A Brief History of Military Translation Technology

Early 2000s: The Defense Advanced Research Projects Agency develops the Phraselator, a rudimentary translation system used by forces in Iraq on handheld, one-way speech recognition devices.

2006: IBM supplies the U.S. Joint Forces Command with notebook computers loaded with its Multilingual Automatic Speech-to-Speech Translator (Mastor), a program that translates English to colloquial Arabic.

2006: DARPA spearheads the development of IraqComm, a mobile translation device that provides soldiers with basic two-way, speech-to-speech foreign language communication.

2008: The Army starts the Sequoyah program (now called the Machine Foreign Language Translation System) to develop and procure automated foreign language translation products for speech and text t­ranslation in a variety of languages and on a variety of platforms.

2011: DARPA initiates the Broad Operational Language Translation program to enable users to engage in complex conversations with Arabic or Mandarin Chinese speakers.

2012: Raytheon BBN is awarded a $5.5 million contract to develop speech and text translation for the Army for use on multiple devices.

That’s the route the Telemedicine and Advanced Technology Research Center (TATRC) at the U.S. Army Medical Research & Materiel Command has taken for its Medical Application of Speech Translation program.

With MAST, Cynthia Barrigan, the center’s program manager and global health engagement lead, sought an ­effective way for deployed medics working overseas to learn language and communicate with medical teams and patients who receive medical care as part of the military’s global health engagements.

TATRC has worked in support of the U.S. Southern Command on a speech-to-speech and speech-to-text English-Spanish translation capability that could be tuned for use in overseas medical settings.

“I had a long list of required features from the user community,” Barrigan says. “First, it had to work on mobile devices, because the organization’s medical ­personnel must be very mobile. And in addition to being cost-effective and easy to use, it had to be usable even without a connection to the Internet, since many of the places personnel went didn’t have access to telecommunication networks.”

At the time, the only product on the market that met the minimum set of requirements was an app called Jibbigo, developed by Alex Waibel, a professor at Carnegie Mellon University and founder of Pittsburgh-based Mobile Technologies.

The Next Step in Tackling Language Barriers

After curating and adding simulated medical speech and audio data into Jibbigo, Barrigan and her team from the Army Research, Development and ­Engineering Command’s Communications Electronics Research Development and Engineering Center conducted a limited field test during a training exercise in ­Honduras.

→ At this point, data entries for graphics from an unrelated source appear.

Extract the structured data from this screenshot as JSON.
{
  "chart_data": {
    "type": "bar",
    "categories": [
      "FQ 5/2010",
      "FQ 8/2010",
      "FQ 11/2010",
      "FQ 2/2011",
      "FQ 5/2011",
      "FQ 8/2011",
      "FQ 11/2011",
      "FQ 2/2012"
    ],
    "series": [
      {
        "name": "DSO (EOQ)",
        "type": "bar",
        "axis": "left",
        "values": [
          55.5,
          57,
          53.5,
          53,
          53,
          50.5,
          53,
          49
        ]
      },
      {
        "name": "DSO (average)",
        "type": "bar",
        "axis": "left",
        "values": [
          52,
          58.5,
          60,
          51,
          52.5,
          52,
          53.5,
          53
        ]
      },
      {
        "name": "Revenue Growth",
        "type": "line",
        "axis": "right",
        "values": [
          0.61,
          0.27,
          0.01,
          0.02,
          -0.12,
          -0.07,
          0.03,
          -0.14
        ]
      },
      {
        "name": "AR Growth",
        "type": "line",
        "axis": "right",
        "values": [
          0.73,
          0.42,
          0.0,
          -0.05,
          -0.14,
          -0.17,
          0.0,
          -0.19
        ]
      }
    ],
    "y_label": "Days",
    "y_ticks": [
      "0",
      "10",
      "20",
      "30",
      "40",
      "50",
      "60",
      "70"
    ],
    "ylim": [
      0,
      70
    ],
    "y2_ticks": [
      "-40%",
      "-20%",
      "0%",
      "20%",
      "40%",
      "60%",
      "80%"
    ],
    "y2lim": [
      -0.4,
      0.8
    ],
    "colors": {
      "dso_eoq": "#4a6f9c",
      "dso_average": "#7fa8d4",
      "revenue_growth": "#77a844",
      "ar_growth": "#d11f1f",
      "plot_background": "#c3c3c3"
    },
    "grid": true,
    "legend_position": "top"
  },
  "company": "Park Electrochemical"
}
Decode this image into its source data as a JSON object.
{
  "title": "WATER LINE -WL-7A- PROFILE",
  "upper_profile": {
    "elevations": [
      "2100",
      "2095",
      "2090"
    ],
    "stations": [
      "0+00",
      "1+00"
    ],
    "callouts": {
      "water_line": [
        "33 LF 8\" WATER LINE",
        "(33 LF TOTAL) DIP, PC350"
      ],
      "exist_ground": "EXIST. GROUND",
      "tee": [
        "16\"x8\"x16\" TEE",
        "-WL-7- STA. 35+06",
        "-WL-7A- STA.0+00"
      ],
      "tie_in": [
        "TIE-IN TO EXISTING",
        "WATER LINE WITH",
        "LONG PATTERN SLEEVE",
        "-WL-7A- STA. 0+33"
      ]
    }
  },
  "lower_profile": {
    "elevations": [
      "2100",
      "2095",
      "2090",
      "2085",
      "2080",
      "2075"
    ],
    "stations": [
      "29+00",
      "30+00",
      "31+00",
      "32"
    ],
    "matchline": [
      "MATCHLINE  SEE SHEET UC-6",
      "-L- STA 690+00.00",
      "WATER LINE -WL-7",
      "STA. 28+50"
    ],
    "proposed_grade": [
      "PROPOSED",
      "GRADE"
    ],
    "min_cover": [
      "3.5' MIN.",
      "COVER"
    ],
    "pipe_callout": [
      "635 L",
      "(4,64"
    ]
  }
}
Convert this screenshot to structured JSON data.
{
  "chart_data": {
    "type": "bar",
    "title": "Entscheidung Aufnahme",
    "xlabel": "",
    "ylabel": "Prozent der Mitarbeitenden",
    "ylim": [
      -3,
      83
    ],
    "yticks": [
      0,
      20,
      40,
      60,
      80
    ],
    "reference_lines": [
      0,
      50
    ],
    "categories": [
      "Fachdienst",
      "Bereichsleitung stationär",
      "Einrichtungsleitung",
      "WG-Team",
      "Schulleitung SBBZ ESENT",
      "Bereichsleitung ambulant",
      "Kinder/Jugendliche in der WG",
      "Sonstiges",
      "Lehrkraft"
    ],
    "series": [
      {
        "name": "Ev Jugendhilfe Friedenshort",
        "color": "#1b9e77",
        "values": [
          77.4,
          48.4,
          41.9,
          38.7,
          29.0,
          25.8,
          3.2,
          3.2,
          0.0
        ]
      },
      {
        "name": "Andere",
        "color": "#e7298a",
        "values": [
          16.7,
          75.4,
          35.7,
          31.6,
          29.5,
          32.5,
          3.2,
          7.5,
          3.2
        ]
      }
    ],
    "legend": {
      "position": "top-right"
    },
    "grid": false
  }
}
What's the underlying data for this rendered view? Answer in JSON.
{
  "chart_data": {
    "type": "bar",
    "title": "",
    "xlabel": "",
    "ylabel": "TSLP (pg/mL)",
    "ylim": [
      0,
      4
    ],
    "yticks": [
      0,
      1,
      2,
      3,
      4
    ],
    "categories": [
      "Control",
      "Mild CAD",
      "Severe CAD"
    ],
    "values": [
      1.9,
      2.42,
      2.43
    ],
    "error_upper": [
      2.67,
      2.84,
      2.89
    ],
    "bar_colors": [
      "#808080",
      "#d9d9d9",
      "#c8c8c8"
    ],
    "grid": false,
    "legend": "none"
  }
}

During a three-day period, medical personnel, who previously used books of phrases to help communicate for these exercises, treated 1,500 patients with the help of the improved application, using both tablets and smartphones. Now that research has demonstrated that the technology works for the medical domain, the Southern Command must decide whether it wants to customize this specialized medical version of Jibbigo further and adopt the tools for long-term use, she says.

“We believe that a key step to building long-lasting relationships with our partners is to be able to communicate and share information, and that’s why SOUTHCOM places great importance on language and cultural awareness,” says Rear Adm. George W. Ballance, director of Theater Engagement for the Southern Command. “At the same time, we recognize the importance of advanced tools that enhance military agility such as mobile translation devices.”

Ballance says MAST would have been valuable during responses to disasters such as the 2010 earthquake in Haiti. “We had to rely heavily on translators, and even then they weren’t always available,” he adds. “For the future, I see mobile translation tools, particularly for specialized functions such as medical care, as a step forward in military capability and enabling more effective collaboration with our partners.”